The past few months have been awful for workers in Canada’s oil industry. A flood of pink slips has flowed out of the industry as thousands of jobs have been lost due to the continued weakness in the oil price. Top U.S. independent oil company ConocoPhillips (NYSE: COP) recently slashed 7% of its Canadian workforce to cut costs and to improve its profitability in the country. Meanwhile, Talisman Energy Inc. (TSX:TLM)(NYSE:TLM) and Athabasca Oil Corp (TSX:ATH) also recently announced mass layoffs as they joined peers like Suncor Energy Inc (TSX:SU)(NYSE:SU) and Cenovus Energy Inc (TSX:CVE)(NYSE:CVE) in cutting industry jobs.
What goes up must come down
Energy related jobs in Canada had been growing steadily until the most recent downturn. For example, in the 12 months before oil prices started to tumble last summer oil-rich Alberta added 81,800 jobs to Canada’s economy, while the rest of the country lost 9,500 jobs. This meant Alberta was solely responsible for employment growth over that year. Unfortunately, that tide quickly turned once the price of oil took a tumble.
Now, oil companies are shedding thousands of jobs, which could trickle down to the rest of the economy. In the past week alone ConocoPhillips announced it was cutting 7% of its Canadian workforce, or about 200 jobs, while Talisman Energy announced that it was cutting 10-15% of its workforce, or 150-200 of its Calgary head office jobs. These cuts add to the mounting job losses in the industry that could continue to pile up as oil companies adjust to lower prices.
The cuts keep coming
ConocoPhillips and joint venture partner Cenovus Energy decided to halt all future expansion phases of their oil sands expansion projects at Christian Lake and Foster Creek after expansions are complete later this year. To make matters worse, ConocoPhillips also decided to halt future exploration and appraisal drilling at the company’s promising Duvernay and Montney shale prospects until prices improved.

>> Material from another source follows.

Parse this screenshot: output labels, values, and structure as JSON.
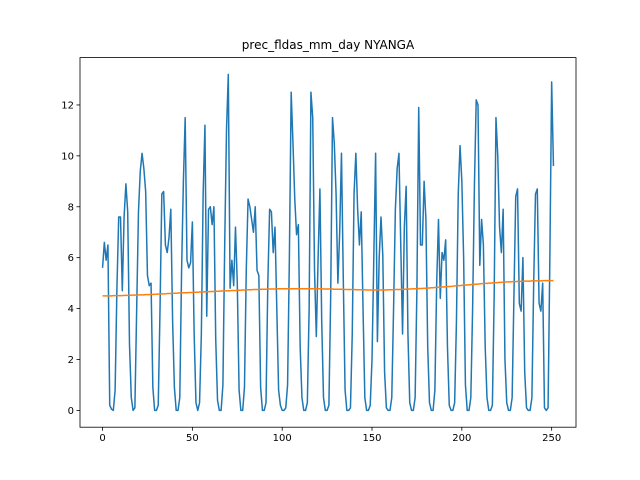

Because of this, the company didn’t need as many workers in the country and therefore cut staff. Meanwhile, with the expansion of Cenovus’ joint venture with ConocoPhillips on hold, as well as development of its own wholly-owned oil sands projects and other drilling projects in the country, Cenovus cut its workforce by 15% earlier this year, while also suspending employee salary increases for those lucky enough to still have a job.
Smaller producers have been even harder hit by the downturn. Athabasca Oil, which has been under tremendous pressure to cut costs, announced this past week that it will cut its head office workforce by 50% from the level it started with last year. Those cuts are expected to save the company $60 million a year and help align costs to the current weak oil-price environment.
These more recent cuts are just a continuation of the job losses the industry has experienced since the start of the year. Suncor Energy was among the first to make deep cuts, as the company cut 1,000 jobs in mid-January. In addition to those cuts, the company put a freeze on overall hiring for all positions not critical to operations and safety. This is despite the fact that Suncor has one of the strongest balance sheets in Canada and is well positioned to weather the current oil-price storm. The company and its peers don’t want to dig themselves into a financial hole, as there’s no telling how long the oil price will remain low.
Investor takeaway
Weak oil prices in Canada are really starting to have an impact on the country. The oil industry had been the country’s real jobs growth engine, but that engine has stalled out. Now, thousands of jobs are being lost with more to come if the price of oil doesn’t improve. These cuts, however, will help producers to better align their costs to current oil prices, which should boost cash flow in the years ahead once oil prices turn around.